I was looking through the document authors stabilizer YouTube and algorithm based on corner detection seemed attractive, but I'm not entirely clear how it works. So my question is how to effectively solve this problem. One of the conditions - the program will run on slower computers, so heavy algorithms may not be suitable.
Thanks!
P.S. I apologize for any mistakes in the text - it is an automatic translation.

2

There are 2 answers

8
the swine On BEST ANSWER

You can use image descriptors such as SIFT in each frame and calculate robust matches between the frames. Then you can calculate homography between the frames and use that to align them.
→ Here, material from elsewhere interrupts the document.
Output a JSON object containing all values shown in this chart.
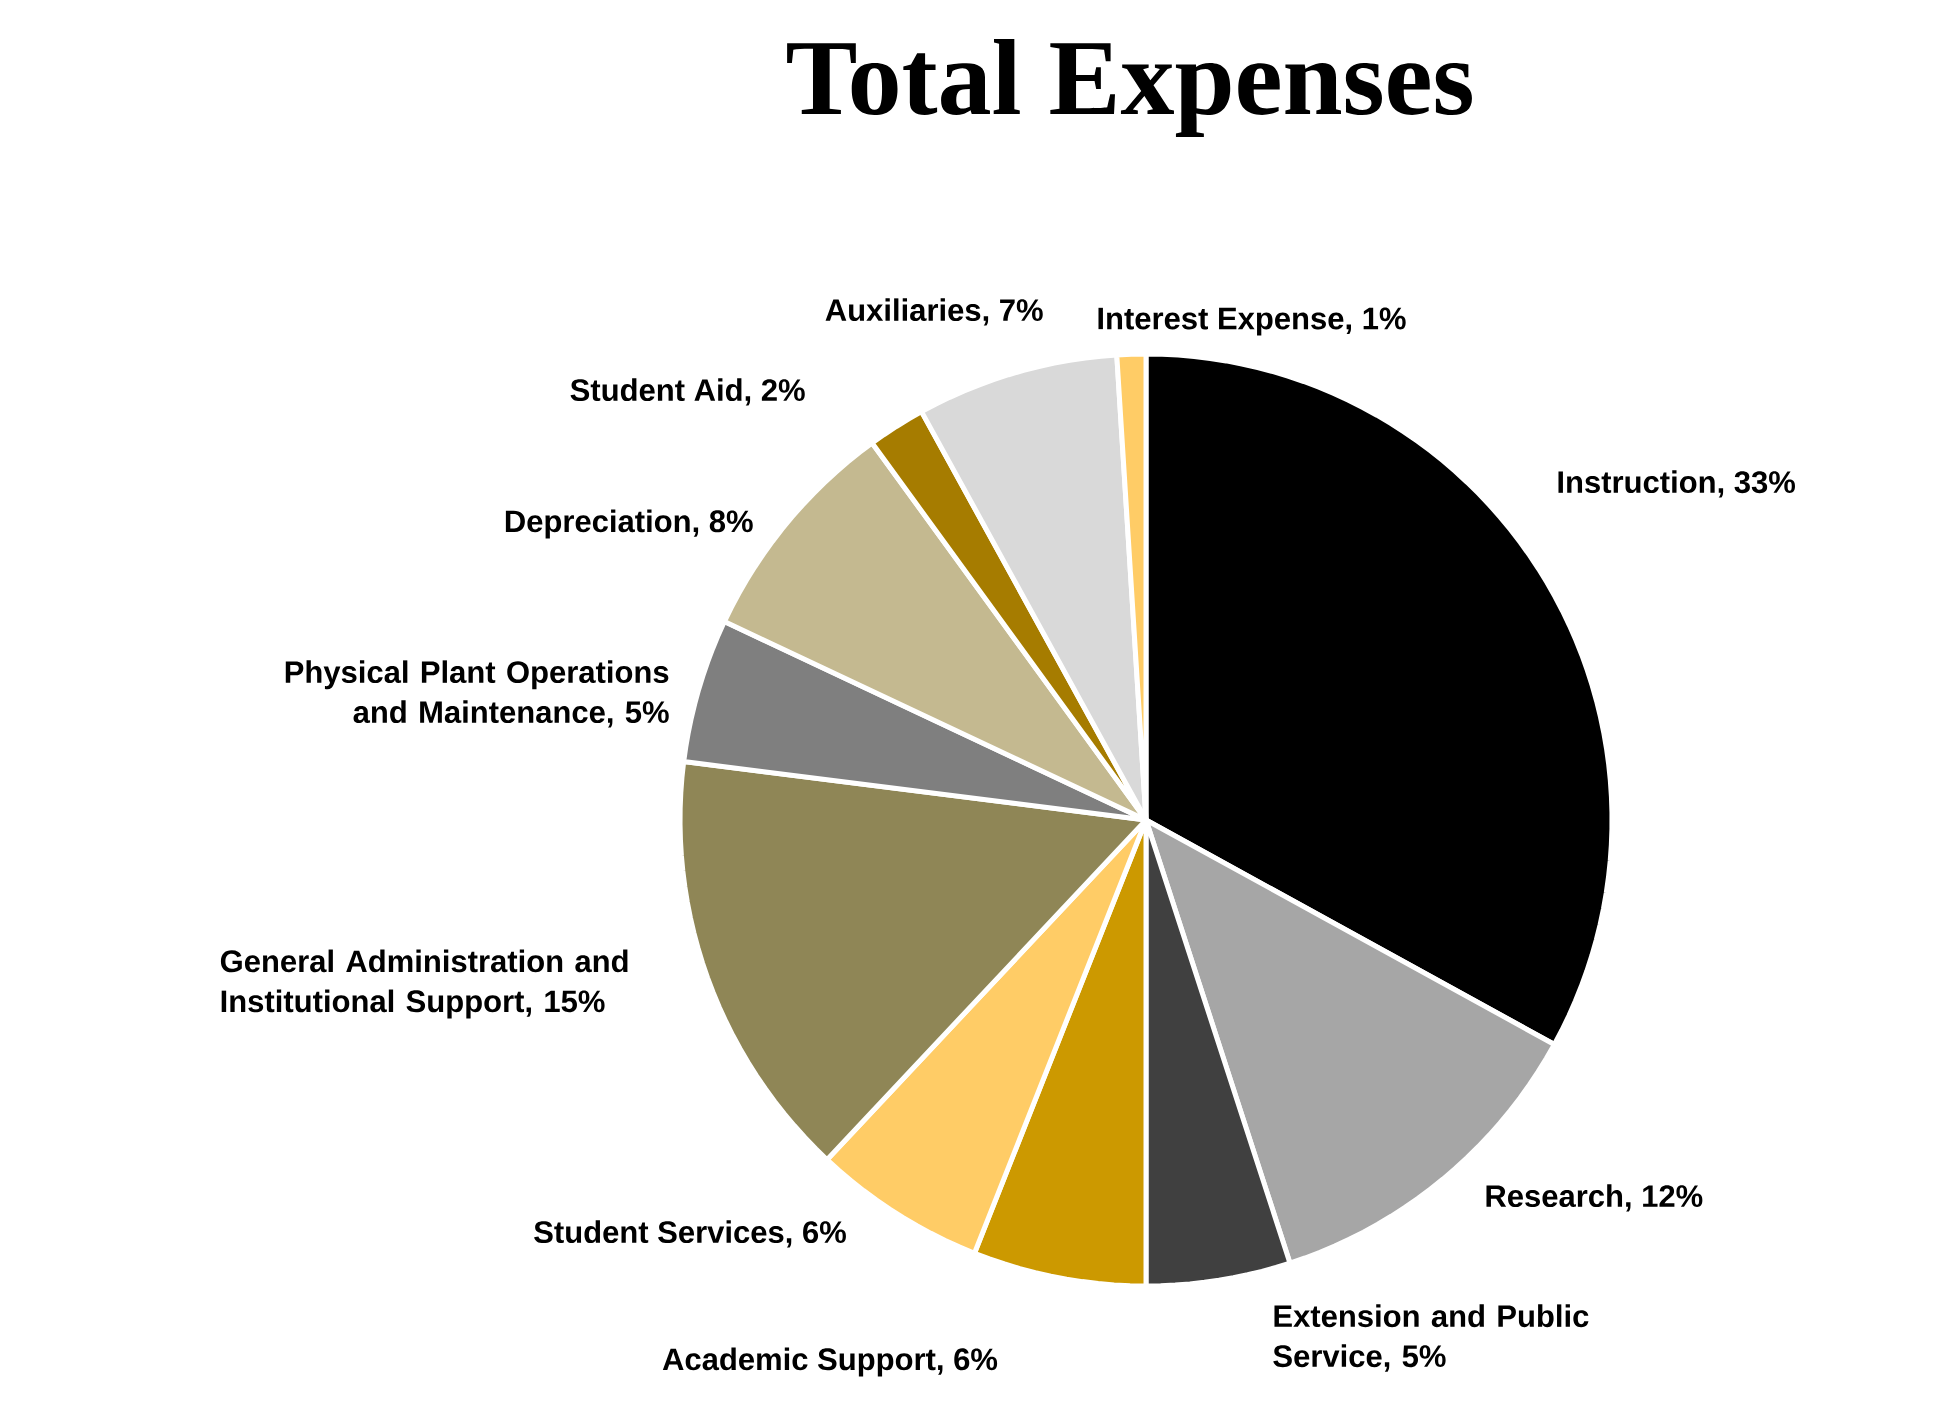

Using sparse features can lead to faster implementation than using a dense correlation.

Alternately, if you know the camera parameters you can calculate 3D positions of the points and of the cameras and reproject the images onto a stable projection plane. In the result, you also get a sparse 3D reconstruction of the scene (somewhat imprecise, usually it needs to be optimized to be usable). This is what e.g. Autostitch would do, but it is quite difficult to implement, however.

Note that the camera parameters can also be calculated, but that is even more difficult.

0
Vit On

OpenCV can do it for you in 3 lines of code (it is definitely shortest way, may be even the best):

t = estimateRigidTransform(newFrame, referenceFrame, 0); // 0 means not all transformations (5 of 6)
if(!t.empty()){    
    warpAffine(newFrame, stableFrame, t, Size(newFrame.cols, newFrame.rows)); // stableFrame should be stable now
}

You can turn off some kind of transformations by modifying matrix t, it can lead to more stable result. It is just core idea, then you can modify it in the way you want: change referenceFrame, smooth set of transformation parameters from matrix t etc.